Iberian Peninsula
Chorizo (Spanish) and chouriço (Portuguese) share the same Iberian origin — ground pork seasoned with pimentón and salt, stuffed into natural casings — but they are not the same product. Spanish chorizo is typically drier, more cured, and redder; Portuguese chouriço varies enormously by region in spice level, smoking technique, and texture. The word covers products ranging from the firm, brick-red chouriço de vinho (Alentejo, wine-cured) to the soft, heavily smoked chouriço preto of the north. The use of pimentón is the defining shared characteristic: both are coloured and flavoured by sweet or sweet-hot dried red pepper. Neither uses anything equivalent to the cumin-heavy North African sausage merguez or the Mexican-American chorizo (which is a completely different product).
Spanish chorizo: sweet pimentón dominant, firm-cured, sliceable, used in cooking and as charcuterie. Portuguese chouriço: wider variation — some types (chouriço de Vinho) are fermented; others (chouriço fumado) are heavily smoked; some (alheira-style) are baked rather than cured.

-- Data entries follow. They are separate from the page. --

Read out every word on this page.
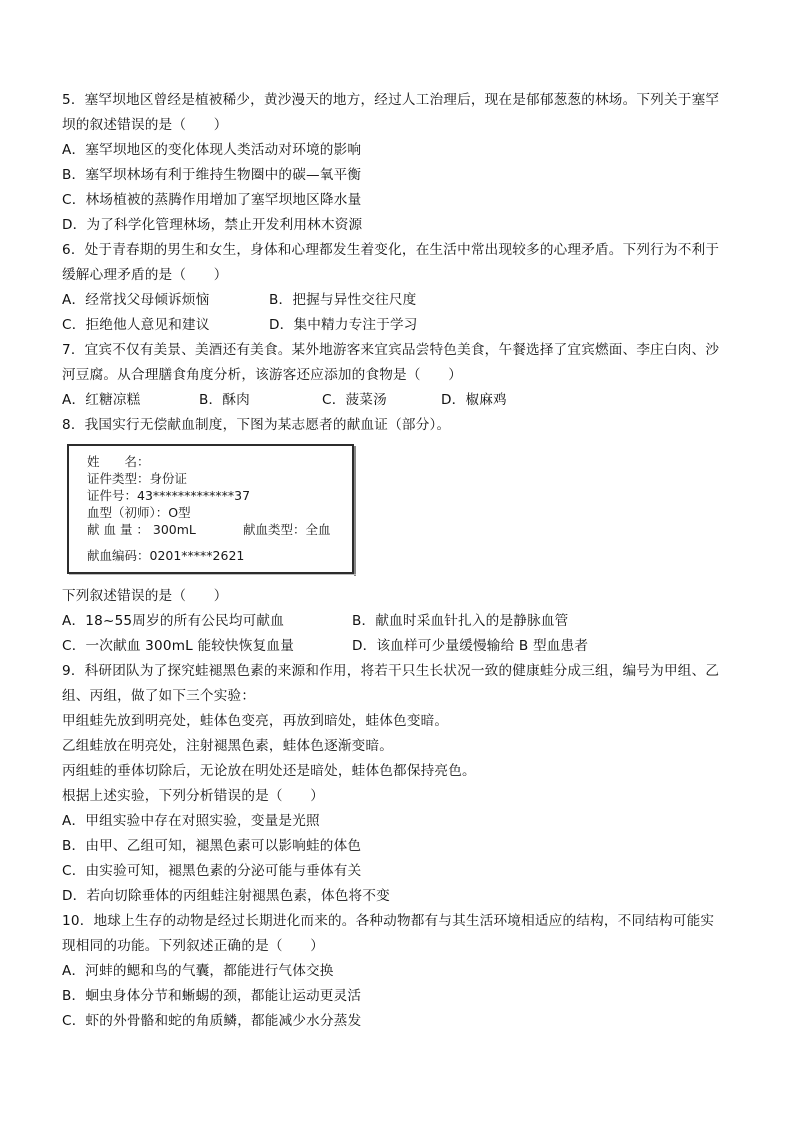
5．塞罕坝地区曾经是植被稀少，黄沙漫天的地方，经过人工治理后，现在是郁郁葱葱的林场。下列关于塞罕
坝的叙述错误的是（　　）
A．塞罕坝地区的变化体现人类活动对环境的影响
B．塞罕坝林场有利于维持生物圈中的碳—氧平衡
C．林场植被的蒸腾作用增加了塞罕坝地区降水量
D．为了科学化管理林场，禁止开发利用林木资源
6．处于青春期的男生和女生，身体和心理都发生着变化，在生活中常出现较多的心理矛盾。下列行为不利于
缓解心理矛盾的是（　　）
A．经常找父母倾诉烦恼	B．把握与异性交往尺度
C．拒绝他人意见和建议	D．集中精力专注于学习
7．宜宾不仅有美景、美酒还有美食。某外地游客来宜宾品尝特色美食，午餐选择了宜宾燃面、李庄白肉、沙
河豆腐。从合理膳食角度分析，该游客还应添加的食物是（　　）
A．红糖凉糕	B．酥肉	C．菠菜汤	D．椒麻鸡
8．我国实行无偿献血制度，下图为某志愿者的献血证（部分）。
姓　　名：
证件类型：身份证
证件号：43*************37
血型（初师）：O型
献 血 量 ： 300mL	献血类型：全血
献血编码：0201*****2621
下列叙述错误的是（　　）
A．18~55周岁的所有公民均可献血	B．献血时采血针扎入的是静脉血管
C．一次献血 300mL 能较快恢复血量	D．该血样可少量缓慢输给 B 型血患者
9．科研团队为了探究蛙褪黑色素的来源和作用，将若干只生长状况一致的健康蛙分成三组，编号为甲组、乙
组、丙组，做了如下三个实验：
甲组蛙先放到明亮处，蛙体色变亮，再放到暗处，蛙体色变暗。
乙组蛙放在明亮处，注射褪黑色素，蛙体色逐渐变暗。
丙组蛙的垂体切除后，无论放在明处还是暗处，蛙体色都保持亮色。
根据上述实验，下列分析错误的是（　　）
A．甲组实验中存在对照实验，变量是光照
B．由甲、乙组可知，褪黑色素可以影响蛙的体色
C．由实验可知，褪黑色素的分泌可能与垂体有关
D．若向切除垂体的丙组蛙注射褪黑色素，体色将不变
10．地球上生存的动物是经过长期进化而来的。各种动物都有与其生活环境相适应的结构，不同结构可能实
现相同的功能。下列叙述正确的是（　　）
A．河蚌的鳃和鸟的气囊，都能进行气体交换
B．蛔虫身体分节和蜥蜴的颈，都能让运动更灵活
C．虾的外骨骼和蛇的角质鳞，都能减少水分蒸发
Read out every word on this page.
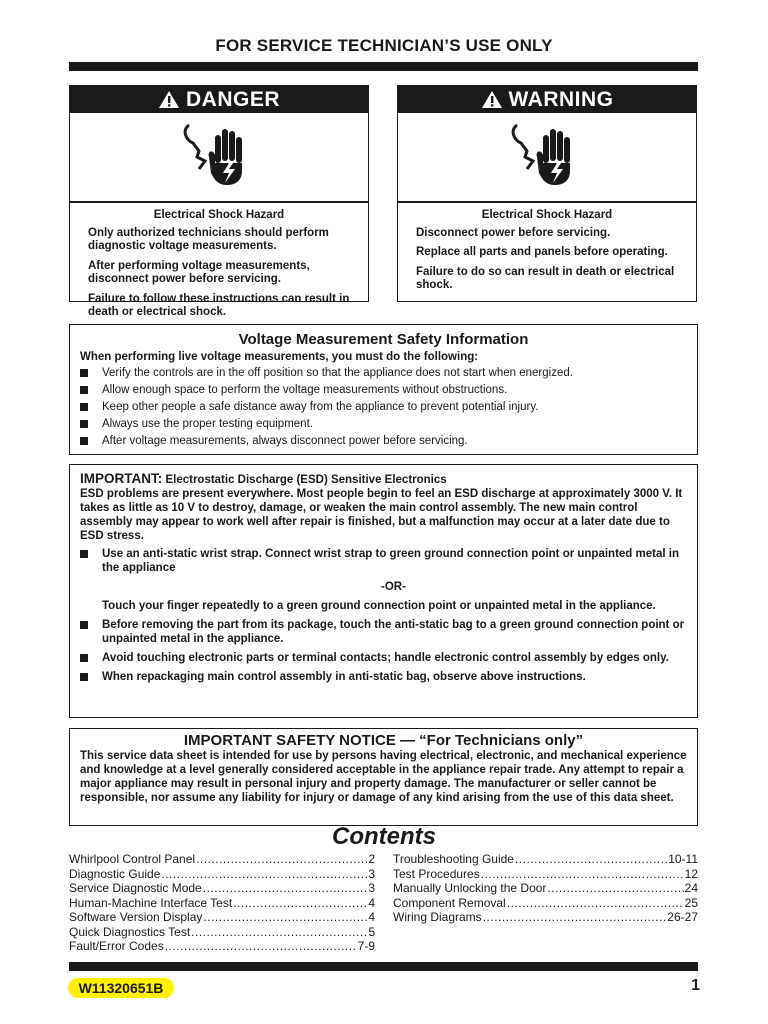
FOR SERVICE TECHNICIAN’S USE ONLY
DANGER
Electrical Shock Hazard

Only authorized technicians should perform diagnostic voltage measurements.

After performing voltage measurements, disconnect power before servicing.

Failure to follow these instructions can result in death or electrical shock.

WARNING
Electrical Shock Hazard

Disconnect power before servicing.

Replace all parts and panels before operating.

Failure to do so can result in death or electrical shock.

Voltage Measurement Safety Information
When performing live voltage measurements, you must do the following:
Verify the controls are in the off position so that the appliance does not start when energized.
Allow enough space to perform the voltage measurements without obstructions.
Keep other people a safe distance away from the appliance to prevent potential injury.
Always use the proper testing equipment.
After voltage measurements, always disconnect power before servicing.

IMPORTANT: Electrostatic Discharge (ESD) Sensitive Electronics

ESD problems are present everywhere. Most people begin to feel an ESD discharge at approximately 3000 V. It takes as little as 10 V to destroy, damage, or weaken the main control assembly. The new main control assembly may appear to work well after repair is finished, but a malfunction may occur at a later date due to ESD stress.

Use an anti-static wrist strap. Connect wrist strap to green ground connection point or unpainted metal in the appliance
-OR-
Touch your finger repeatedly to a green ground connection point or unpainted metal in the appliance.
Before removing the part from its package, touch the anti-static bag to a green ground connection point or unpainted metal in the appliance.
Avoid touching electronic parts or terminal contacts; handle electronic control assembly by edges only.
When repackaging main control assembly in anti-static bag, observe above instructions.
IMPORTANT SAFETY NOTICE — “For Technicians only”
This service data sheet is intended for use by persons having electrical, electronic, and mechanical experience and knowledge at a level generally considered acceptable in the appliance repair trade. Any attempt to repair a major appliance may result in personal injury and property damage. The manufacturer or seller cannot be responsible, nor assume any liability for injury or damage of any kind arising from the use of this data sheet.
Contents
Whirlpool Control Panel .....	2
Diagnostic Guide .....	3
Service Diagnostic Mode .....	3
Human-Machine Interface Test .....	4
Software Version Display .....	4
Quick Diagnostics Test .....	5
Fault/Error Codes .....	7-9
Troubleshooting Guide .....	10-11
Test Procedures .....	12
Manually Unlocking the Door .....	24
Component Removal .....	25
Wiring Diagrams .....	26-27
W11320651B	1
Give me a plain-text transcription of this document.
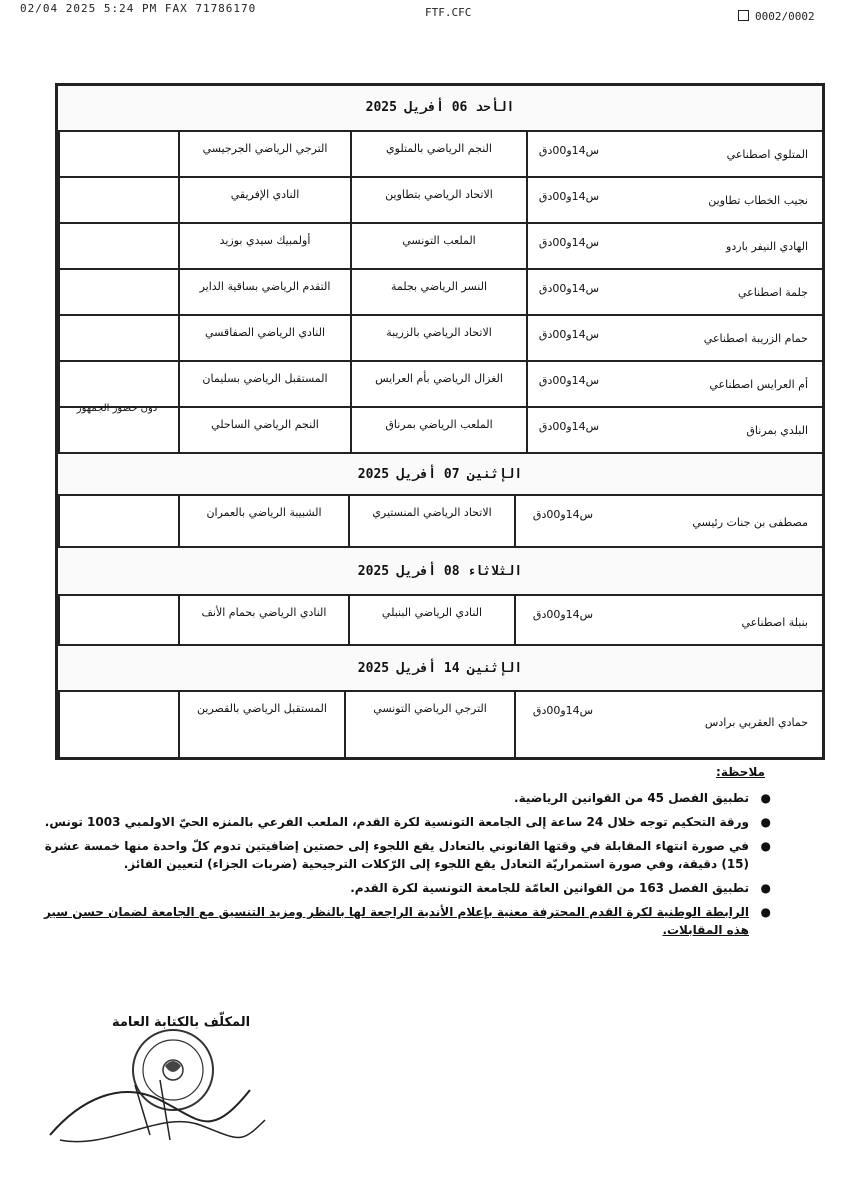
02/04 2025 5:24 PM FAX 71786170	FTF.CFC	0002/0002
الأحد 06 أفريل 2025
المتلوي اصطناعي
س14و00دق
النجم الرياضي بالمتلوي
الترجي الرياضي الجرجيسي
نجيب الخطاب تطاوين
س14و00دق
الاتحاد الرياضي بتطاوين
النادي الإفريقي
الهادي النيفر باردو
س14و00دق
الملعب التونسي
أولمبيك سيدي بوزيد
جلمة اصطناعي
س14و00دق
النسر الرياضي بجلمة
التقدم الرياضي بساقية الداير
حمام الزريبة اصطناعي
س14و00دق
الاتحاد الرياضي بالزريبة
النادي الرياضي الصفاقسي
أم العرايس اصطناعي
س14و00دق
الغزال الرياضي بأم العرايس
المستقبل الرياضي بسليمان
البلدي بمرناق
س14و00دق
الملعب الرياضي بمرناق
النجم الرياضي الساحلي
دون حضور الجمهور
الإثنين 07 أفريل 2025
مصطفى بن جنات رئيسي
س14و00دق
الاتحاد الرياضي المنستيري
الشبيبة الرياضي بالعمران
الثلاثاء 08 أفريل 2025
بنبلة اصطناعي
س14و00دق
النادي الرياضي البنبلي
النادي الرياضي بحمام الأنف
الإثنين 14 أفريل 2025
حمادي العقربي برادس
س14و00دق
الترجي الرياضي التونسي
المستقبل الرياضي بالقصرين
ملاحظة:
●
تطبيق الفصل 45 من القوانين الرياضية.
●
ورقة التحكيم توجه خلال 24 ساعة إلى الجامعة التونسية لكرة القدم، الملعب الفرعي بالمنزه الحيّ الاولمبي 1003 تونس.
●
في صورة انتهاء المقابلة في وقتها القانوني بالتعادل يقع اللجوء إلى حصتين إضافيتين تدوم كلّ واحدة منها خمسة عشرة (15) دقيقة، وفي صورة استمراريّة التعادل يقع اللجوء إلى الرّكلات الترجيحية (ضربات الجزاء) لتعيين الفائز.
●
تطبيق الفصل 163 من القوانين العامّة للجامعة التونسية لكرة القدم.
●
الرابطة الوطنية لكرة القدم المحترفة معنية بإعلام الأندية الراجعة لها بالنظر ومزيد التنسيق مع الجامعة لضمان حسن سير هذه المقابلات.
المكلّف بالكتابة العامة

When using either in cooking, add at the beginning so the paprika fat can flavour the base. The red oil released by chorizo/chouriço is a cooking medium, not a waste product.
In Portugal, chouriço à bombeiro (chouriço flambéed in aguardente in a clay dish at the table) is a classic restaurant presentation that both flavours the sausage and entertains the guest simultaneously. The clay dish retains heat, the spirit burns off over 90 seconds, and the sausage crisps in the residual heat. A spectacular tableside technique requiring minimal skill.
Treating all chorizo as interchangeable with Mexican-American chorizo — the latter is raw, crumbled, and entirely different in seasoning. Adding the chouriço too late — it needs time to release its fat and flavour. Discarding the red oil released during cooking — this is the primary flavour vehicle.